1 Kasım Genel Seçimleri sonrasında ülke olarak tamda rahata kavuştuk derken tam tersine başımızdan musibetler eksik olmadı!
Gerçi bunda da vardır bir hayır demek lazım ya...
Bir taraftan Rusya ile yaşadığımız uçak düşürme krizi, bir taraftan doğudaki hendek savaşları ve diğer taraftan Suudi Arabistan ve İran arasında yaşanan Şii-Sünni kavgası...
Ha birde bu zihniyetleri mevcut hükümetten kaynaklandığını savunan ve destek veren sözüm ona gezici, entelektüel ve modern kişiler var.
Bunlara kalsa her şey hükümettin yaptığını savunurlar.

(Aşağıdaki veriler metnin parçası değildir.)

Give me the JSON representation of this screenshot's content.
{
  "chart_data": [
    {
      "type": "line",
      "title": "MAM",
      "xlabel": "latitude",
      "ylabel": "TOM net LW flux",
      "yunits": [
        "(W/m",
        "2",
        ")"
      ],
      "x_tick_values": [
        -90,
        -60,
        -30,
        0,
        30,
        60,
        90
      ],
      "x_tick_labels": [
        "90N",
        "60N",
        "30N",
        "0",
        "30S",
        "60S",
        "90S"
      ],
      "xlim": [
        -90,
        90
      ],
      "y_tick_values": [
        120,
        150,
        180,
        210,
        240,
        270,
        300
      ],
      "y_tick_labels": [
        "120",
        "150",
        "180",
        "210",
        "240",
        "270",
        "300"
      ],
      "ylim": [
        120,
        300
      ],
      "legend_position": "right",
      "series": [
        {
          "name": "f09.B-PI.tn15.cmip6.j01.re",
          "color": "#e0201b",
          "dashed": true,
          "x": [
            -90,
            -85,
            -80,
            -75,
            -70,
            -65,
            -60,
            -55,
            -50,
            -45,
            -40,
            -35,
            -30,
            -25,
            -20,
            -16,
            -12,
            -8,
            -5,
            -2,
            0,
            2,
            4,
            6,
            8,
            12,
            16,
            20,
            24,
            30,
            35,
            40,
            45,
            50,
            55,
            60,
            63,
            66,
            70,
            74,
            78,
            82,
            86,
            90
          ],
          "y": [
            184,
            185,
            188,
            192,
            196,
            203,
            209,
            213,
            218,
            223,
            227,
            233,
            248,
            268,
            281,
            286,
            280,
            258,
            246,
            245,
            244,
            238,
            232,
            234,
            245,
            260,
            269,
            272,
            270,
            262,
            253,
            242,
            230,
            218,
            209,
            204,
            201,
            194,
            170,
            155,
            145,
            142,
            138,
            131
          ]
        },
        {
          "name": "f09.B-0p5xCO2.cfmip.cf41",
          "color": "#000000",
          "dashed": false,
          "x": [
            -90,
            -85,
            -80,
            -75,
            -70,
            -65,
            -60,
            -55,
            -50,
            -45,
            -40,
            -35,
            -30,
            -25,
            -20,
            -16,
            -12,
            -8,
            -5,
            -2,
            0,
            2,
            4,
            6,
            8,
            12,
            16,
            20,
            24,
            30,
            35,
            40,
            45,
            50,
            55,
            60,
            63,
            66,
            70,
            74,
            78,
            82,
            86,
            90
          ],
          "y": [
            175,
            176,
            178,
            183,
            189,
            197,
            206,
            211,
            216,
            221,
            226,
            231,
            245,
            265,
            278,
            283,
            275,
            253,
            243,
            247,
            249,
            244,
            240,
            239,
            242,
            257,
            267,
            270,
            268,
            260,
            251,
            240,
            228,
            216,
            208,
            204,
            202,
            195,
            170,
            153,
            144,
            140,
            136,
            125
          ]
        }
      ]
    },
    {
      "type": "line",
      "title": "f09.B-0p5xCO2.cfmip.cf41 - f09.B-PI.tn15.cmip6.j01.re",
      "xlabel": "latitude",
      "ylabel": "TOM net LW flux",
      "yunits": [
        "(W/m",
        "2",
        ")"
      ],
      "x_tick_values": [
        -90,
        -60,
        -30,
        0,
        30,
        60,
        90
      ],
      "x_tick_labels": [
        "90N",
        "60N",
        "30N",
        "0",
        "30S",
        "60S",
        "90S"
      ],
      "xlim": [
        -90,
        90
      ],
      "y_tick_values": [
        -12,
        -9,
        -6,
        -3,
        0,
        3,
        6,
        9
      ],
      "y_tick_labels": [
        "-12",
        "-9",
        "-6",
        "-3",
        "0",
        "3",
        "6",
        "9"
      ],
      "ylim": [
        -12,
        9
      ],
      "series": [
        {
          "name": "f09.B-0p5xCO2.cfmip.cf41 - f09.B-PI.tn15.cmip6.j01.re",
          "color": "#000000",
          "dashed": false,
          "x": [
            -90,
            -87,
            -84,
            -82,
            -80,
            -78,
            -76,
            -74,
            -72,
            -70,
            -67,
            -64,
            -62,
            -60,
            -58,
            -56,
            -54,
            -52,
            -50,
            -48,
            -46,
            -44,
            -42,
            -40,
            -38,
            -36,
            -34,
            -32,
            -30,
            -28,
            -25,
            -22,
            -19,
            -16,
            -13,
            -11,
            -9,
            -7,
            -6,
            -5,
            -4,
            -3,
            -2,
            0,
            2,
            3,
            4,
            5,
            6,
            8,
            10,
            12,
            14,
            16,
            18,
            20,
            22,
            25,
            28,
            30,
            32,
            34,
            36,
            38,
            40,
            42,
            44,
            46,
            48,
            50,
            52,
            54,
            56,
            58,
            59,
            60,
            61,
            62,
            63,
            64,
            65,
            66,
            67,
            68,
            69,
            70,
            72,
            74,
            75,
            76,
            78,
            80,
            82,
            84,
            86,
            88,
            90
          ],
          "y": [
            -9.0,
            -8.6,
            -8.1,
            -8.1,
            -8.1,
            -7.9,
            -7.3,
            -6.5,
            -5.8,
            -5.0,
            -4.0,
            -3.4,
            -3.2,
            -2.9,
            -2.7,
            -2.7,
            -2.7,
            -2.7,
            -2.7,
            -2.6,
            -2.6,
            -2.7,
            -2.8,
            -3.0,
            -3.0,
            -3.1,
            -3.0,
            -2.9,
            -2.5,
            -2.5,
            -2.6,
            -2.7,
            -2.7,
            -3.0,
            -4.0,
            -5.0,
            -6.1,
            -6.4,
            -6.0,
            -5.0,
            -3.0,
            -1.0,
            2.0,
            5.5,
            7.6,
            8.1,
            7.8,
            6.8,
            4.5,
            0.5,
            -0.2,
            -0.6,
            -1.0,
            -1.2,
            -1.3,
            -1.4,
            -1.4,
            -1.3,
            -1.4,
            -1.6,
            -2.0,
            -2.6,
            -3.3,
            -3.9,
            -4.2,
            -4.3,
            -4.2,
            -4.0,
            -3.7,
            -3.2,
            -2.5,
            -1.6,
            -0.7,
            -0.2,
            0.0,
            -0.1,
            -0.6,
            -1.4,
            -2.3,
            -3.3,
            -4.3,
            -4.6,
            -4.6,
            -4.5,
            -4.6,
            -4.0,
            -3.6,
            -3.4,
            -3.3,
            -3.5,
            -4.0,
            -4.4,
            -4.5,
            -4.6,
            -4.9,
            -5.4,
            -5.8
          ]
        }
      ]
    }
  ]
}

Hatta bu geziyi savunanlar utanmadan ölünün arkasından ileri geri bile konuşurlar!
Utanmazlar, sıkılmazlar, Allah'tan da korkmazlar...
Bu arada değerli meslektaşım Gazeteci büyüğümüz Hasan Karakaya ağabeyimize kutsal topraklarda hayatını kaybettiğinden dolayı rahmet diliyoruz. Kederli ailesine sabırlar diliyorum.
Yani her şeyin sorumlusu Ak Parti'dir.
Hatta ülkeyi ve dünyayı bu duruma getiren sanki Ak Parti hükümeti ve kurucu genel başkanı ve halk tarafından ilk kez seçilmiş Cumhurbaşkanı Recep Tayyip Erdoğan'mış gibi suçlarlar.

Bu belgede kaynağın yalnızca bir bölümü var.